The intention of this movie is to make fun of a pretentious art film using Freddie Blassie, the most bombastic, crude, and intellectually offensive personality in the media at the time. He was a legendary, loud-mouth wrestler known for calling his opponents, and anyone else he disliked, "pencil-neck geeks". (I remember he once held "geek" ringside announcer Dick Lane upside-down outside a window in the middle of a telecast.)

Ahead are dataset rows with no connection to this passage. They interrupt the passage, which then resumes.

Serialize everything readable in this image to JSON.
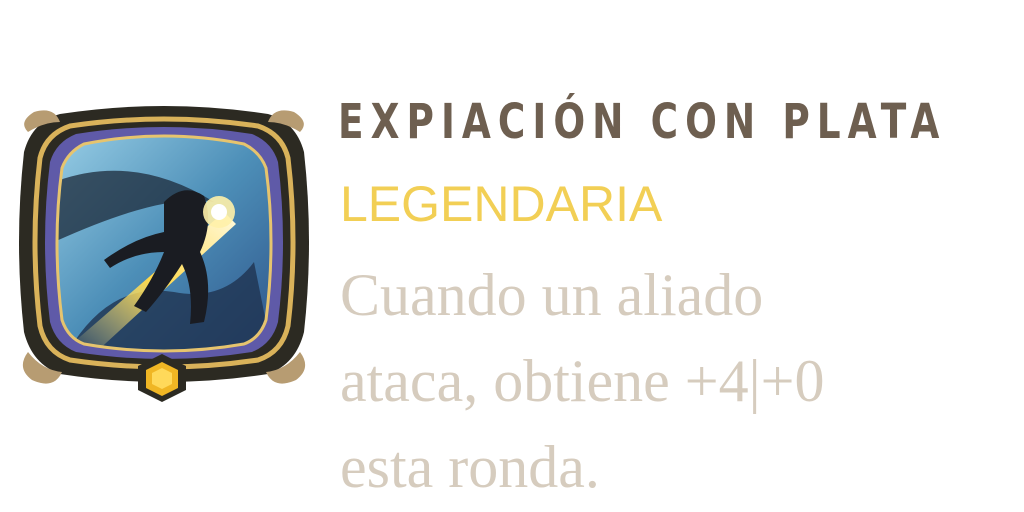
{
  "card": {
    "title": "EXPIACIÓN CON PLATA",
    "rarity": "LEGENDARIA",
    "description_lines": [
      "Cuando un aliado",
      "ataca, obtiene +4|+0",
      "esta ronda."
    ]
  },
  "colors": {
    "title": "#6e5f50",
    "rarity": "#f2cf55",
    "description": "#d6ccbe",
    "frame_outer": "#2c2a22",
    "frame_gold": "#d9b25a",
    "frame_purple": "#5f5aa8",
    "gem": "#f0b624"
  },
  "icons": {
    "emblem": "creature-attack-artwork-icon",
    "gem": "hexagon-gem-icon"
  }
}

However, Kaufman's and Zamuda's cynical snot and vomit routines, no doubt intended to provoke Blassie into a rage, backfire. Although Blassie never seems to be "in" on the joke -- he is genuinely offended by (or blissfully ignorant of) Andy's mocking behavior -- Blassie comes across as warm, good-humored, brutally honest, and full of the love of life. Towards the end, Andy seems genuinely in awe of Blassie whose rich stories and politically-incorrect observations contrast sharply with Andy's feigned(?) shallowness and politeness.
Overall, this is a good film and very funny in places, but I came away more in admiration of Freddie Blassie than Andy Kaufman. Were it not for Andy's more imaginative routines in television, I would have a very poor impression of him. Nonetheless, I enjoyed this film, which, if nothing else, gave me an overwhelming nostalgia for Sambo's pancakes.